On me donne la gêne, et si n'ose crier,
On me voit tourmenter, et si n'ose prier
Qu'on ait pitié de moi, O peine trop sujette !
Il n'est feu si ardent qu'un feu qui est enclos,
Il n'est si fâcheux mal qu'un mal qui tient à l'os,
Et n'est si grand douleur qu'une douleur muette.
Joachim DU BELLAY (1522-1560) (Recueil : Les Regrets)
On veut nous faire taire pour ne pas nous entendre alors que ce mal qui nous touche les premiers concerne toute la société.

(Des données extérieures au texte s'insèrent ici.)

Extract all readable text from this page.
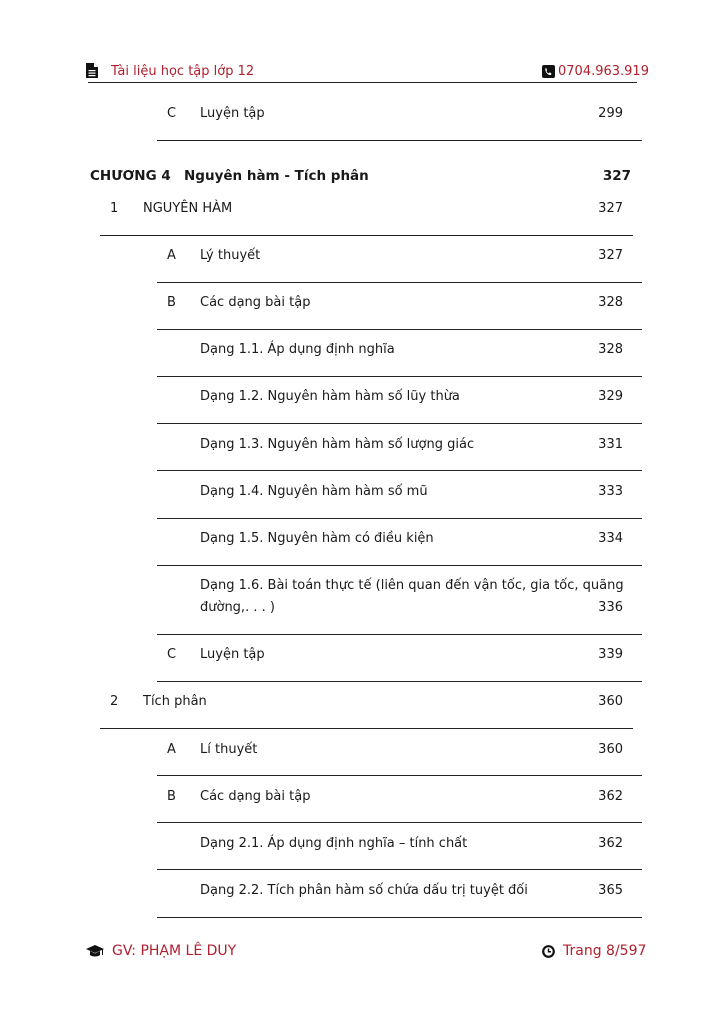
Tài liệu học tập lớp 12	0704.963.919
C Luyện tập	299
CHƯƠNG 4 Nguyên hàm - Tích phân	327
1 NGUYÊN HÀM	327
A Lý thuyết	327
B Các dạng bài tập	328
Dạng 1.1. Áp dụng định nghĩa	328
Dạng 1.2. Nguyên hàm hàm số lũy thừa	329
Dạng 1.3. Nguyên hàm hàm số lượng giác	331
Dạng 1.4. Nguyên hàm hàm số mũ	333
Dạng 1.5. Nguyên hàm có điều kiện	334
Dạng 1.6. Bài toán thực tế (liên quan đến vận tốc, gia tốc, quãng
đường,. . . )	336
C Luyện tập	339
2 Tích phân	360
A Lí thuyết	360
B Các dạng bài tập	362
Dạng 2.1. Áp dụng định nghĩa – tính chất	362
Dạng 2.2. Tích phân hàm số chứa dấu trị tuyệt đối	365
GV: PHẠM LÊ DUY	Trang 8/597
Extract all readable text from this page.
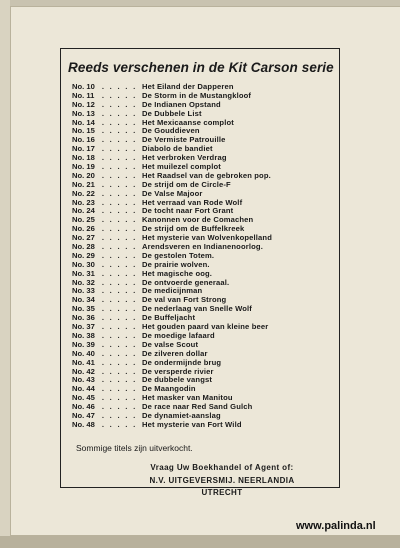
Reeds verschenen in de Kit Carson serie
No. 10 . . . . . Het Eiland der Dapperen
No. 11	. . . . . De Storm in de Mustangkloof
No. 12 . . . . . De Indianen Opstand
No. 13 . . . . . De Dubbele List
No. 14 . . . . . Het Mexicaanse complot
No. 15 . . . . . De Gouddieven
No. 16 . . . . . De Vermiste Patrouille
No. 17 . . . . . Diabolo de bandiet
No. 18 . . . . . Het verbroken Verdrag
No. 19 . . . . . Het muilezel complot
No. 20 . . . . . Het Raadsel van de gebroken pop.
No. 21 . . . . . De strijd om de Circle-F
No. 22 . . . . . De Valse Majoor
No. 23 . . . . . Het verraad van Rode Wolf
No. 24 . . . . . De tocht naar Fort Grant
No. 25 . . . . . Kanonnen voor de Comachen
No. 26 . . . . . De strijd om de Buffelkreek
No. 27 . . . . . Het mysterie van Wolvenkopelland
No. 28 . . . . . Arendsveren en Indianenoorlog.
No. 29 . . . . . De gestolen Totem.
No. 30 . . . . . De prairie wolven.
No. 31 . . . . . Het magische oog.
No. 32 . . . . . De ontvoerde generaal.
No. 33 . . . . . De medicijnman
No. 34 . . . . . De val van Fort Strong
No. 35 . . . . . De nederlaag van Snelle Wolf
No. 36 . . . . . De Buffeljacht
No. 37 . . . . . Het gouden paard van kleine beer
No. 38 . . . . . De moedige lafaard
No. 39 . . . . . De valse Scout
No. 40 . . . . . De zilveren dollar
No. 41 . . . . . De ondermijnde brug
No. 42 . . . . . De versperde rivier
No. 43 . . . . . De dubbele vangst
No. 44 . . . . . De Maangodin
No. 45 . . . . . Het masker van Manitou
No. 46 . . . . . De race naar Red Sand Gulch
No. 47 . . . . . De dynamiet-aanslag
No. 48 . . . . . Het mysterie van Fort Wild
Sommige titels zijn uitverkocht.
Vraag Uw Boekhandel of Agent of:
N.V. UITGEVERSMIJ. NEERLANDIA
UTRECHT
www.palinda.nl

C'est un mal qui tient à l'os, à la structure de l'organisation sociale et qu'on ne peut isoler, parqué, emmuré dans aucun quartier et sous aucune étiquette.
Il n'est feu si ardent qu'un feu qui est enclos,
Il n'est si fâcheux mal qu'un mal qui tient à l'os,
Et n'est si grand douleur qu'une douleur muette.
On veut nous faire taire alors que pour stopper le mal, il conviendrait tout au contraire de nous faire parler...
On veut nous "civiliser" en prétendant nous expliquer que nous avons tort, voire que nous n'existons pas ! Alors que pour stopper le mal, il conviendrait tout au contraire de nous écouter...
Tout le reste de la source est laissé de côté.